1. Jesus Cristo está presente na Igreja.
Mas esta presença, que é real, não é automática. Ela pode, inclusive, ser ofuscada.
Ela ocorre na base de um dom e sob a égide de um compromisso. Se este falha, aquele, mesmo subsistindo, fica sem interlocutor e, portanto, sem visibilidade.
Não basta, pois, invocar a pertença à Igreja para presumir a transparência de Cristo.
É preciso não esquecer que, como ainda recentemente avisou o Papa, o pecado também invade a Igreja.
É por isso que, desde o princípio, se insiste tanto no testemunho e na conversão.
Jesus mostra-nos o que é a Igreja. Mas será que a Igreja nos mostra sempre quem é Jesus?
Nunca percamos de vista que não é a Igreja o critério para Cristo; Cristo é que é o critério para a Igreja.
2. Esta preocupação deve acompanhar-nos sempre e gerar em nós uma sadia inquietação.
Será que, no fundo, conhecemos bem Jesus Cristo? E será que conhecemos tudo sobre Jesus Cristo?
Vinte séculos de experiência podem dar a entender que a novidade se escoou. Daí que seja da maior pertinência prestar atenção ao que Albert Nolan, teólogo dominicano, nos diz num precioso livro a que deu o sugestivo título Jesus antes do Cristianismo.
Começa o autor por apontar para o óbvio quando assinala que Jesus «ergue-Se acima do Cristianismo como juiz de tudo o que este fez em Seu nome».
Acresce que «o Cristianismo histórico tão-pouco O pode reivindicar como sua propriedade exclusiva. Jesus pertence a toda a humanidade».
Impõe-se, assim, alargar incessantemente o nosso olhar para antes e para fora.
Isto não significa que o que nos tem sido mostrado não seja relevante. Mas será possível aprender ainda mais e ver ainda melhor.
Ninguém questionará que não é o Cristianismo a luz para compreender Cristo. Cristo é que é a luz para compreender o Cristianismo.
3. Quando deixamos Jesus falar por Si próprio, aparece-nos alguém de uma independência assombrosa e de uma coragem extraordinária.
Jesus é um mestre que não fica impressionado com o saber dos mestres. Pelo contrário, questiona permanentemente esse saber, demasiado aprisionado pela Lei e pouco voltado para a Vida.
Como nota Albert Nolan, Jesus nunca deixou de «manifestar as Suas convicções».
Jamais deu sinais de medo. Não teve medo, com efeito, «de provocar um escândalo, de perder a Sua reputação nem de perder a Sua própria vida».
Curiosamente, eram as pessoas religiosas as que mais se incomodavam com Ele. «Nada fez para alcançar o mínimo prestígio aos olhos dos outros. Ele não procurava a aprovação de ninguém».

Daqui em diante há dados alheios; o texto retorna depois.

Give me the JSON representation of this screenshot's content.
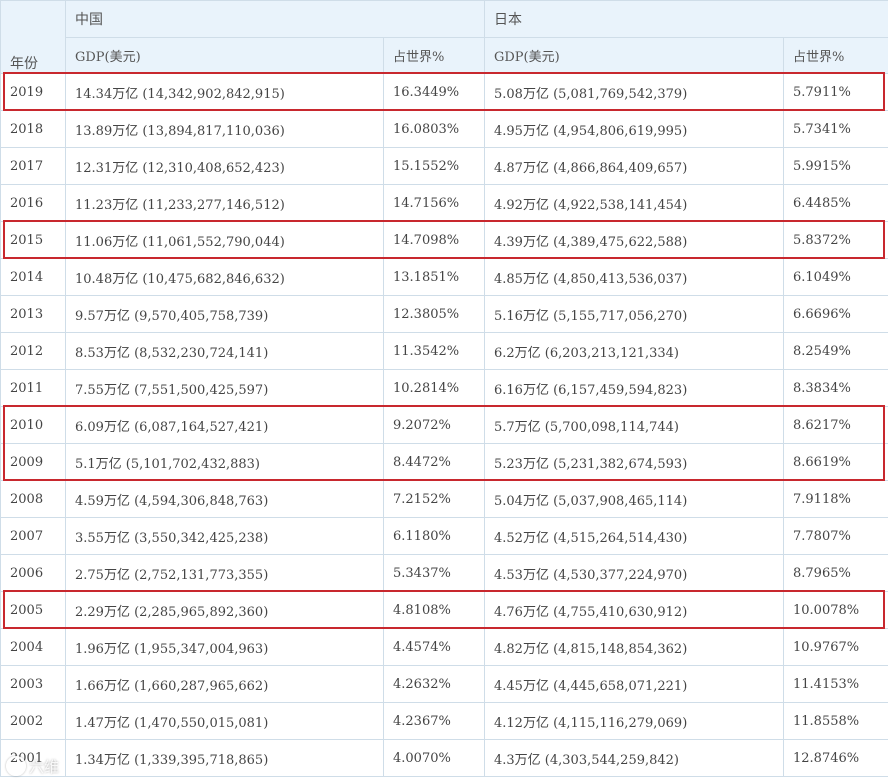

4. Não espanta que tivesse problemas com as autoridades. Para Jesus, o importante não é a autoridade, mas a verdade.
Ele «proclamava a verdade sem hesitar, quer utilizasse os métodos persuasivos da parábola, quer o tom mais directo das Suas outras palavras».
A única autoridade à qual apelava «era à autoridade da própria verdade. Ele não fazia da autoridade a Sua verdade, mas da verdade a Sua autoridade».
É a autoridade que nasce da verdade. Não é a verdade que nasce da autoridade.
Em Jesus, não existe automatismo da verdade a partir da autoridade. Só há autoridade em quem se dispõe a procurar (e sobretudo a viver) a verdade.
E em que consistia a verdade? Na compaixão.
Em Jesus, «era o próprio sentimento de compaixão de Deus que O possuía e preenchia. Todas as Suas convicções, a Sua fé e a Sua esperança eram expressões desta experiência fundamental. Se
Deus é compassivo, então a bondade triunfará, o impossível acontecerá e uma esperança brotará para o género humano».
5. Será que é desta verdade que procuramos dar testemunho? Cristo está, sem dúvida, presente na Igreja. Mas será que a Igreja está sempre presente em Cristo? Será que, para nós, a compaixão é a base da verdade?
Acreditar em Jesus «é acreditar que a bondade pode triunfar e triunfará sobre o mal».
Assim sendo, a fé é «o poder da bondade e da verdade».
É isto o que se vê em Jesus. Será isto o que se vê na Igreja de Jesus?
Não aprisionemos Jesus dentro da Igreja. E deixemos que a Igreja se liberte a partir de Jesus!